If the Institute practices only uniformity in prayer it: runs the risk of becoming fossilized as the members live largely by rote. In fact we cannot limit ourselves to reciting the basic prayers but should vary them by perhaps omitting some but pondering on what might be the deeper meaning of others. The prayers are the scaffolding setting us off from all other groups in the Church but we have to build our own personal "castle" within that scaffolding! This is an excellent and practical meditation and we should continue as long as the Master inspires us. Each of us has personal graces and we are entitled to his assistance when we ask how better could we understand the Institute and the Pauline Family and how better - perhaps - could we serve both.

PERSEVERANCE: Perhaps we can best understand the real meaning of the perseverance the Master invites us to have, if we say what perseverance is NOT. It is not a pagan perseverance, the multiplication of words for fear that God will not hear, that He is distracted or is ignoring us. Such a perseverance, ironically, is founded on lack of trust in God and so misses the essential condition for entering into God's plans: faith (cf Mt. 6,7).

It is not the perseverance of the priests of Baal who spent the morning leaping about the altar calling down fire from their God on the victim being offered (1 Kings, 18,25). They were calling on a non-existent God and this is a risk we, too, can run when we invoke a "vending-machine" God or a very distant one.

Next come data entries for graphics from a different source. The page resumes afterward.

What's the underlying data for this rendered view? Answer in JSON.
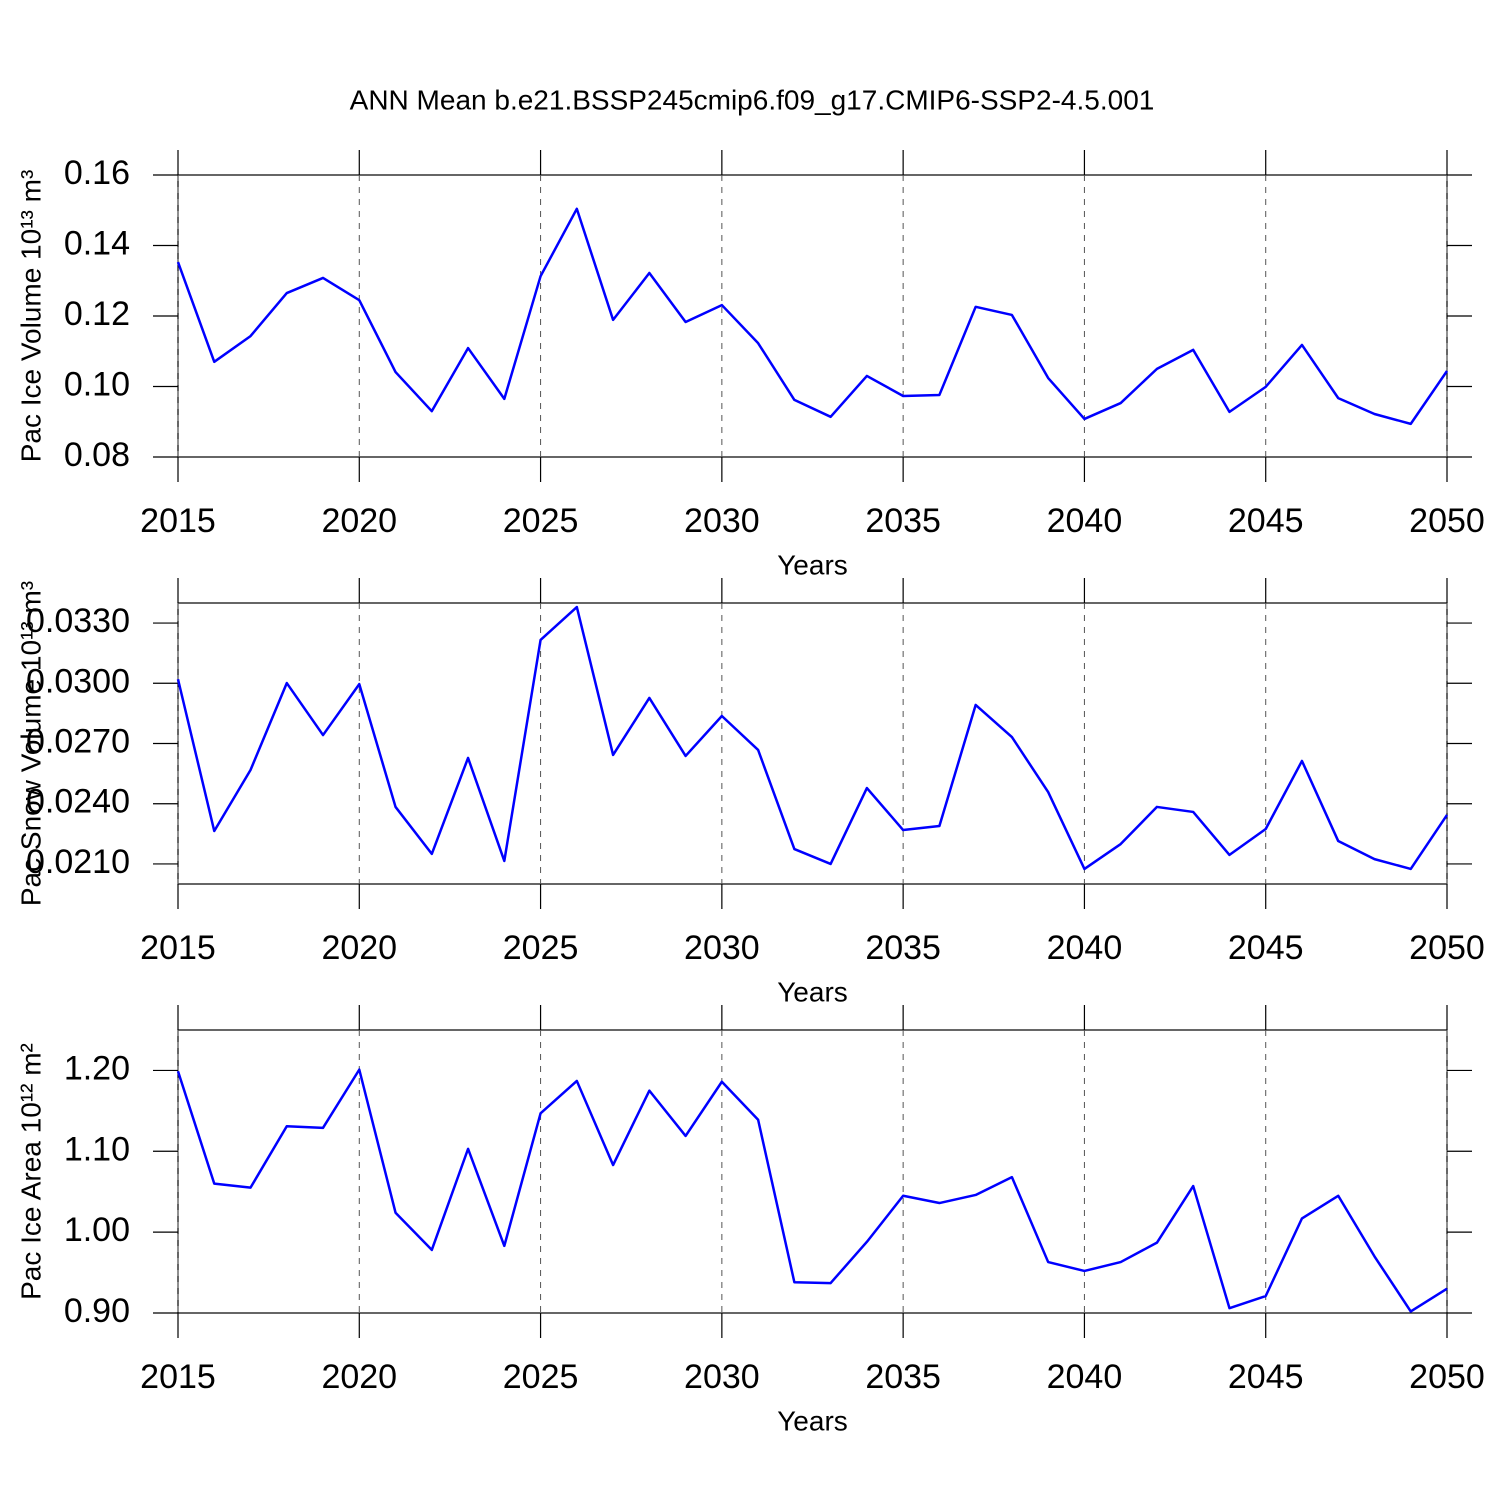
{
  "title": "ANN Mean b.e21.BSSP245cmip6.f09_g17.CMIP6-SSP2-4.5.001",
  "chart_data": [
    {
      "type": "line",
      "ylabel": "Pac Ice Volume 10¹³ m³",
      "xlabel": "Years",
      "color": "#0000ff",
      "xgrid": true,
      "x": [
        2015,
        2016,
        2017,
        2018,
        2019,
        2020,
        2021,
        2022,
        2023,
        2024,
        2025,
        2026,
        2027,
        2028,
        2029,
        2030,
        2031,
        2032,
        2033,
        2034,
        2035,
        2036,
        2037,
        2038,
        2039,
        2040,
        2041,
        2042,
        2043,
        2044,
        2045,
        2046,
        2047,
        2048,
        2049,
        2050
      ],
      "values": [
        0.1353,
        0.107,
        0.1143,
        0.1265,
        0.1308,
        0.1245,
        0.1041,
        0.093,
        0.1109,
        0.0965,
        0.1313,
        0.1504,
        0.1189,
        0.1322,
        0.1183,
        0.1231,
        0.1123,
        0.0962,
        0.0914,
        0.103,
        0.0973,
        0.0976,
        0.1226,
        0.1203,
        0.1024,
        0.0908,
        0.0953,
        0.105,
        0.1104,
        0.0928,
        0.0999,
        0.1118,
        0.0967,
        0.0922,
        0.0894,
        0.1044
      ],
      "xlim": [
        2015,
        2050
      ],
      "xticks": [
        2015,
        2020,
        2025,
        2030,
        2035,
        2040,
        2045,
        2050
      ],
      "ylim": [
        0.08,
        0.16
      ],
      "yticks": [
        0.08,
        {
          "value": 0.1,
          "label": "0.10"
        },
        0.12,
        0.14,
        0.16
      ]
    },
    {
      "type": "line",
      "ylabel": "Pac Snow Volume 10¹³ m³",
      "xlabel": "Years",
      "color": "#0000ff",
      "xgrid": true,
      "x": [
        2015,
        2016,
        2017,
        2018,
        2019,
        2020,
        2021,
        2022,
        2023,
        2024,
        2025,
        2026,
        2027,
        2028,
        2029,
        2030,
        2031,
        2032,
        2033,
        2034,
        2035,
        2036,
        2037,
        2038,
        2039,
        2040,
        2041,
        2042,
        2043,
        2044,
        2045,
        2046,
        2047,
        2048,
        2049,
        2050
      ],
      "values": [
        0.0302,
        0.02264,
        0.02568,
        0.03001,
        0.02742,
        0.02996,
        0.02384,
        0.0215,
        0.02628,
        0.02115,
        0.03216,
        0.0338,
        0.02643,
        0.02927,
        0.02638,
        0.02837,
        0.02668,
        0.02174,
        0.021,
        0.02478,
        0.02269,
        0.02289,
        0.02892,
        0.02732,
        0.02458,
        0.02075,
        0.02199,
        0.02384,
        0.02359,
        0.02145,
        0.02274,
        0.02613,
        0.02214,
        0.02124,
        0.02075,
        0.02344
      ],
      "xlim": [
        2015,
        2050
      ],
      "xticks": [
        2015,
        2020,
        2025,
        2030,
        2035,
        2040,
        2045,
        2050
      ],
      "ylim": [
        0.02,
        0.034
      ],
      "yticks": [
        {
          "value": 0.021,
          "label": "0.0210"
        },
        {
          "value": 0.024,
          "label": "0.0240"
        },
        {
          "value": 0.027,
          "label": "0.0270"
        },
        {
          "value": 0.03,
          "label": "0.0300"
        },
        {
          "value": 0.033,
          "label": "0.0330"
        }
      ]
    },
    {
      "type": "line",
      "ylabel": "Pac Ice Area 10¹² m²",
      "xlabel": "Years",
      "color": "#0000ff",
      "xgrid": true,
      "x": [
        2015,
        2016,
        2017,
        2018,
        2019,
        2020,
        2021,
        2022,
        2023,
        2024,
        2025,
        2026,
        2027,
        2028,
        2029,
        2030,
        2031,
        2032,
        2033,
        2034,
        2035,
        2036,
        2037,
        2038,
        2039,
        2040,
        2041,
        2042,
        2043,
        2044,
        2045,
        2046,
        2047,
        2048,
        2049,
        2050
      ],
      "values": [
        1.199,
        1.06,
        1.055,
        1.131,
        1.129,
        1.201,
        1.024,
        0.978,
        1.103,
        0.983,
        1.147,
        1.187,
        1.083,
        1.175,
        1.119,
        1.186,
        1.139,
        0.938,
        0.937,
        0.988,
        1.045,
        1.036,
        1.046,
        1.068,
        0.963,
        0.952,
        0.963,
        0.987,
        1.057,
        0.906,
        0.921,
        1.017,
        1.045,
        0.97,
        0.902,
        0.93
      ],
      "xlim": [
        2015,
        2050
      ],
      "xticks": [
        2015,
        2020,
        2025,
        2030,
        2035,
        2040,
        2045,
        2050
      ],
      "ylim": [
        0.9,
        1.25
      ],
      "yticks": [
        {
          "value": 0.9,
          "label": "0.90"
        },
        {
          "value": 1.0,
          "label": "1.00"
        },
        {
          "value": 1.1,
          "label": "1.10"
        },
        {
          "value": 1.2,
          "label": "1.20"
        }
      ]
    }
  ]
}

The God of Jesus is completely different. He is a merciful Father, continually bent over human beings and over their sufferings and needs and continually ready to forgive.

It is not even the perseverance of the inhabitants of the city of Bethulia who, besieged by the Syrians, were starving to death. Their perseverance set certain limits on God and Judith rebuked them, saying: "It is not for you to make the Lord, our God, give surety for His plans ... we wait for the salvation that comes from Him"(Judith 8, 12-17).

In a word, perseverance is a trust-filled waiting on God’s intervention, on His freeing or consoling intervention, and so: * It resembles Elijah’s perseverance on Mt. Horeb. He does not whine to obtain rain (though there had been a three-year drought), but awaits with faith until the Lord manifests his will (1 Kings 18: 41-46).

* It is above all the sublime and inimitable perseverance of Jesus who, in the Garden of Gethsemane repeated "the selfsame words" (Mt.26,44), so that these words would effectively enter his life and make him capable not just of "doing" the will of God, but of "becoming" and "being" the will of God.